Le Monde’un eleştirisi önemli. Fransız gazetesi şöyle diyor: “Kendisi de göçmen bir ailenin çocuğu olan bir Fransa cumhurbaşkanının ‘Ülkemizde çok fazla yabancı var’ demesi şoke edici. Toplam 65 mi lyonluk nüfusun içinde 2 milyon 900 bin göçmenin olması nedir ki?”
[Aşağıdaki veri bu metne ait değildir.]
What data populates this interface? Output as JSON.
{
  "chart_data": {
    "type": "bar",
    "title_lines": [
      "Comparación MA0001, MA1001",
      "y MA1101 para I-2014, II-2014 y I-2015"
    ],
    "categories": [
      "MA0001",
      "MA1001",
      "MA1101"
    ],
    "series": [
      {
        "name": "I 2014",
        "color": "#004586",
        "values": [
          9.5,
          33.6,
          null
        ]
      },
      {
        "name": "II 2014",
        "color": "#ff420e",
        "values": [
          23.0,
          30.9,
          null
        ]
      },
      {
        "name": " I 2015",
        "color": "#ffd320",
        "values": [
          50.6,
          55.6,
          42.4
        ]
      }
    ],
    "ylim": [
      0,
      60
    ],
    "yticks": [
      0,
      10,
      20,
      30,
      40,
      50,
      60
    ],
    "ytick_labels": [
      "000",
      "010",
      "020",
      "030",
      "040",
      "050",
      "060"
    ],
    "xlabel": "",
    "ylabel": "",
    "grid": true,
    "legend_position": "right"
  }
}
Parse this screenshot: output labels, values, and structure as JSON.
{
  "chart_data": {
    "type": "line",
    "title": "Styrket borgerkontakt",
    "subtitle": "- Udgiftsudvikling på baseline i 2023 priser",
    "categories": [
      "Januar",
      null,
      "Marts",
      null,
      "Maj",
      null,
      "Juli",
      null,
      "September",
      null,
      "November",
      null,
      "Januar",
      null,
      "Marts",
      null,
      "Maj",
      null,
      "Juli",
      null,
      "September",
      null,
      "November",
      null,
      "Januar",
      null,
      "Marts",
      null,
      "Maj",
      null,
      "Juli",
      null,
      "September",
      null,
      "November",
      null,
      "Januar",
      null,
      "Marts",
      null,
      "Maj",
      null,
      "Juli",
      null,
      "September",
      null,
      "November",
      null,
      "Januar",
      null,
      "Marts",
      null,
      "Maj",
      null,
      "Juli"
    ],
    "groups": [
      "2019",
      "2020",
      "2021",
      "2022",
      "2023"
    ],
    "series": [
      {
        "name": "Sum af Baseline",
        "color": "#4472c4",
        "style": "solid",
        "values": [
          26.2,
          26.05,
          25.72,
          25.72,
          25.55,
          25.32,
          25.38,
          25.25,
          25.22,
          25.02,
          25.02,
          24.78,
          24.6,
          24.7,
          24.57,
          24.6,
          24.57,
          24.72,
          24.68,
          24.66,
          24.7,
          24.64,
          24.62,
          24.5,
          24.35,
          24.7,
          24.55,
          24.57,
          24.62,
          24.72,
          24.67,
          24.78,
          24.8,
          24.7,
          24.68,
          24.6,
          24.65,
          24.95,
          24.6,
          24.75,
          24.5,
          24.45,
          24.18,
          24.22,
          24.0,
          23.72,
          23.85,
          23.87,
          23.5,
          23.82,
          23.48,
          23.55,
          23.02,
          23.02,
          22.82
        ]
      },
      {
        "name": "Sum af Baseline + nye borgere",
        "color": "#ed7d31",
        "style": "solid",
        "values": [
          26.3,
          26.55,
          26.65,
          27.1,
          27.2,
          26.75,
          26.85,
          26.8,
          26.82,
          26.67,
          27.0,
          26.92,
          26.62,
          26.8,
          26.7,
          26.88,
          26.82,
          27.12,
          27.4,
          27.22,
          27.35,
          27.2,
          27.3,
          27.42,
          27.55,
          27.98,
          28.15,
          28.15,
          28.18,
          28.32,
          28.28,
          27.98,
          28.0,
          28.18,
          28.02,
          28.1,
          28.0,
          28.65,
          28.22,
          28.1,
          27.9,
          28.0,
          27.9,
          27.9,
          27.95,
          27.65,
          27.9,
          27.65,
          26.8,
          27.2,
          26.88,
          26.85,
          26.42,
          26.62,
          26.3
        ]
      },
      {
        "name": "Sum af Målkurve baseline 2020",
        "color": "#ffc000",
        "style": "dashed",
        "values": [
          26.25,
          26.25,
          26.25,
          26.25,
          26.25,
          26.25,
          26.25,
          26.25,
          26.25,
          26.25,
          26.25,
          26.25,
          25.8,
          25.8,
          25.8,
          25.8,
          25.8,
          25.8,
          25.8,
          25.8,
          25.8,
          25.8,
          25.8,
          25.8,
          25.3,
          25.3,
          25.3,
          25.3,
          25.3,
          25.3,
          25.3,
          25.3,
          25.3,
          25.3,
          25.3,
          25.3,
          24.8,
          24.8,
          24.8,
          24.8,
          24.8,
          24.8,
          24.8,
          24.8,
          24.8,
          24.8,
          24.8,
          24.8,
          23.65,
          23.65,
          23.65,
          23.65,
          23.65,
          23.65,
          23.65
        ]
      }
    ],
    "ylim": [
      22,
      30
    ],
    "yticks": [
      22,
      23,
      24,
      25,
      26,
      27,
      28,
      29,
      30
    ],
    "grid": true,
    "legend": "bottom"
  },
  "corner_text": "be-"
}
Le Monde’a göre, Sarkozy’nin göçmenleri hedef göstermek yerine uyumun neden başarısız olduğunu araştırması daha akıllıca olurdu. Göçmenlerin gettolar oluşturmasının nedeni hatalı imar politikaları değil miydi? 2007’deki seçim mücadelesinde Sarkozy gettolar için bir Marshall Planı sözü vermemiş miydi? Ama o, önemli diğer konularda olduğu gibi, bu konuda da verdiği sözleri yerine getirmedi .
Evet, iyi ki Le Monde anımsattı; Sarkozy’nin kendisi de bir göçmenin çocuğu. Babası bir Macar göçmeni… Fransız seçmen, ülkedeki 3 milyona yakın göçmene değil ama Sarkozy’nin poposuna tekmeyi vuracak. Az kaldı…
Deniz Kayahan
16/03/2012 at 13:40
Avrupa’da Sarkozy’e karşı genel bir memnuniyetsizlik var ancak umarım Fransız halkını farklı söylemlerle kandırıp yeniden seçilmez, Fransa-Türkiye ilişkilerinde şu olmumsuz döngüden çıkmayı mümkün kılabilir bu sonuçlar.